Helping People to Meet God • Make Friends • Grow in Faith

Rest home church

Currently I am normally taking five rest home services a month. The size and alertness of the congregation is quite different at each rest home. At some rest homes we have communion regularly, at others occasionally, and at another one normally not at all.

Recently I was at a rest home which caters for residents with dementia. People are brought to the lounge from across the rest home and seated in the chairs. Some sit there quite unresponsive, others are fairly involved, particularly when we come to the singing. One particular lady really joined in the service. While we were singing the hymn before Communion, her relatives arrived to take her to a special lunch with the family. She duly went with them to her room to get her purse, but insisted staying on for church. She would not move. I gave her a communion wafer, which quietened her down somewhat, but she still wanted the service to end before she left the rest home. Her relatives didn’t understand why she wanted to stay for church and the efforts to get her to move disrupted the service so much that I could not continue. Finally, the staff tricked her into leaving, as the relatives insisted that she come immediately. Of course I would have thought that it would have been far easier for me to nicely bring the service to a close, so that she could have gone in peace.

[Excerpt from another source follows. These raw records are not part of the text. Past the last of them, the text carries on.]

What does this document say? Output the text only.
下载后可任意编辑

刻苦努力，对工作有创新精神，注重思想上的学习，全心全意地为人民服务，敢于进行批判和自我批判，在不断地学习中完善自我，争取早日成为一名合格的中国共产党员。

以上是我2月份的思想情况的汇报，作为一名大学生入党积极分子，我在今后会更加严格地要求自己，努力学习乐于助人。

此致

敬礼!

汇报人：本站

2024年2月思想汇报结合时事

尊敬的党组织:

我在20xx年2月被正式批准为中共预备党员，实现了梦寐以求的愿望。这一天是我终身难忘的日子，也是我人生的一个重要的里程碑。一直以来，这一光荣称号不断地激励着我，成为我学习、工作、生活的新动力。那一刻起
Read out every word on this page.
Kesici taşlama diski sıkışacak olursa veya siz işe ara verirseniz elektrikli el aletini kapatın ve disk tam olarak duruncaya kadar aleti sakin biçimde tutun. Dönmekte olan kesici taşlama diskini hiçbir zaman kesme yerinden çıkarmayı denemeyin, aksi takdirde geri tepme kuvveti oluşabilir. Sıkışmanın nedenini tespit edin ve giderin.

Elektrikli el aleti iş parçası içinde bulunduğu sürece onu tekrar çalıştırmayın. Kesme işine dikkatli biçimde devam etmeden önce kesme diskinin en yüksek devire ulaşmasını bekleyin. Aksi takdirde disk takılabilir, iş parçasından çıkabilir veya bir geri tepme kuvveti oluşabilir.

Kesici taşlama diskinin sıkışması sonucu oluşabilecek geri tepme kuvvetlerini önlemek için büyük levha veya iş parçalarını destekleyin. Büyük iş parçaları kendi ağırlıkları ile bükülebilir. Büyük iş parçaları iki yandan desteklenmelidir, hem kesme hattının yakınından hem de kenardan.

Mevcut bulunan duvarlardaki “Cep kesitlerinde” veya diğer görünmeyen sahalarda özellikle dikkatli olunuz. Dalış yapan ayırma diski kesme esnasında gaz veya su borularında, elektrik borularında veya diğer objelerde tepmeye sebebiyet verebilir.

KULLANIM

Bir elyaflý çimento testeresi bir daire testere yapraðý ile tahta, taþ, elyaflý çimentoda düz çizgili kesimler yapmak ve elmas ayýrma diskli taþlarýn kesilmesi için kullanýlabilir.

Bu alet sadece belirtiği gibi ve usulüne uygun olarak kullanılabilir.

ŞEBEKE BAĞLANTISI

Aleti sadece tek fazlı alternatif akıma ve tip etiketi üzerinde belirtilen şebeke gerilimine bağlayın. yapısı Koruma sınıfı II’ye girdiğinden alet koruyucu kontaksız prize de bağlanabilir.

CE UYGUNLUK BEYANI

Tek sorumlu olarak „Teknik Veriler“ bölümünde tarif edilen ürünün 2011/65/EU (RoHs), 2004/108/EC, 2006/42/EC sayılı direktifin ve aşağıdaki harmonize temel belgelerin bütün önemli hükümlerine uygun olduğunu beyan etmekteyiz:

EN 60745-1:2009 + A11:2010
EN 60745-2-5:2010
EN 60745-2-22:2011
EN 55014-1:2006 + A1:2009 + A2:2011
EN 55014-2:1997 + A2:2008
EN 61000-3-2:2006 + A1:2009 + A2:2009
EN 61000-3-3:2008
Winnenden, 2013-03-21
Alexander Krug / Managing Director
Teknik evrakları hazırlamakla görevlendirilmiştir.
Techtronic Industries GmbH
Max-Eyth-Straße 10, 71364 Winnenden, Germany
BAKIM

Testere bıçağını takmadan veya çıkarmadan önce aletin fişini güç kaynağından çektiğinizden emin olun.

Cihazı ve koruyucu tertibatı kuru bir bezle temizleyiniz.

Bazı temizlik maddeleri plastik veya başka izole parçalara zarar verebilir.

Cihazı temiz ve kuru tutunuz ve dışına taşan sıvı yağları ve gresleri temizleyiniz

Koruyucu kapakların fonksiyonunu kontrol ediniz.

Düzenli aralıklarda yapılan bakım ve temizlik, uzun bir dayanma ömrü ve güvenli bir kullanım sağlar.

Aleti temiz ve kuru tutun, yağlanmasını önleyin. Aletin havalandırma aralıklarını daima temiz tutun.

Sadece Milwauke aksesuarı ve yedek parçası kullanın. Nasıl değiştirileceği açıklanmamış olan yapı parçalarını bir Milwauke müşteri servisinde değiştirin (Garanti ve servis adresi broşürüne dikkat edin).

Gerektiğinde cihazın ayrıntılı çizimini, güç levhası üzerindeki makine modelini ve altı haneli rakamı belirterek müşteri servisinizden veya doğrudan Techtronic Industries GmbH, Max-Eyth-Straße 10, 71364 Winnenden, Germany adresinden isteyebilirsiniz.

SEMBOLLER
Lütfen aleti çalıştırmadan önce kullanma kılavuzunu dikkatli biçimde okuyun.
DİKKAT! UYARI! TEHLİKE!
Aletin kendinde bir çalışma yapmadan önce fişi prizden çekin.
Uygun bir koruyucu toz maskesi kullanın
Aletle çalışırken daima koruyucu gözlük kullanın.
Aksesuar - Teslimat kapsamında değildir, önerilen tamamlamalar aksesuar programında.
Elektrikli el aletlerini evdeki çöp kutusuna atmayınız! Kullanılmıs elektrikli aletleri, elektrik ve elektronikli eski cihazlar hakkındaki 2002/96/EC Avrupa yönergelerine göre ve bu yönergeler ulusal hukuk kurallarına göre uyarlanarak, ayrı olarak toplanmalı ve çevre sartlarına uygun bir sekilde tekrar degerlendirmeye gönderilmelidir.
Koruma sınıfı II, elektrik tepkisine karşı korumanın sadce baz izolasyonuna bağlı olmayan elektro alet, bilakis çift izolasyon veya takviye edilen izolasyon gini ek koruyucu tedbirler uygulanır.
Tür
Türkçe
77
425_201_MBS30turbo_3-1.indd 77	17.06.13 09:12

I know that the lady was a regular churchgoer before she went to the rest home. It apparently still means a lot to her. But to the relatives it was just one more rest home activity without much significance.

The incident raised two issues with me:

1. How do we make the world understand what church means for us? Something that to us may be really important may to many just appear a strange past-time.

2. How do we give respect and dignity to people with dementia? Many of their statements cannot be trusted, but they are still people with real needs and even a deep spirituality.

Even though occurrences like this are not pleasant, it nevertheless shows that for some people the rest home services are very valuable.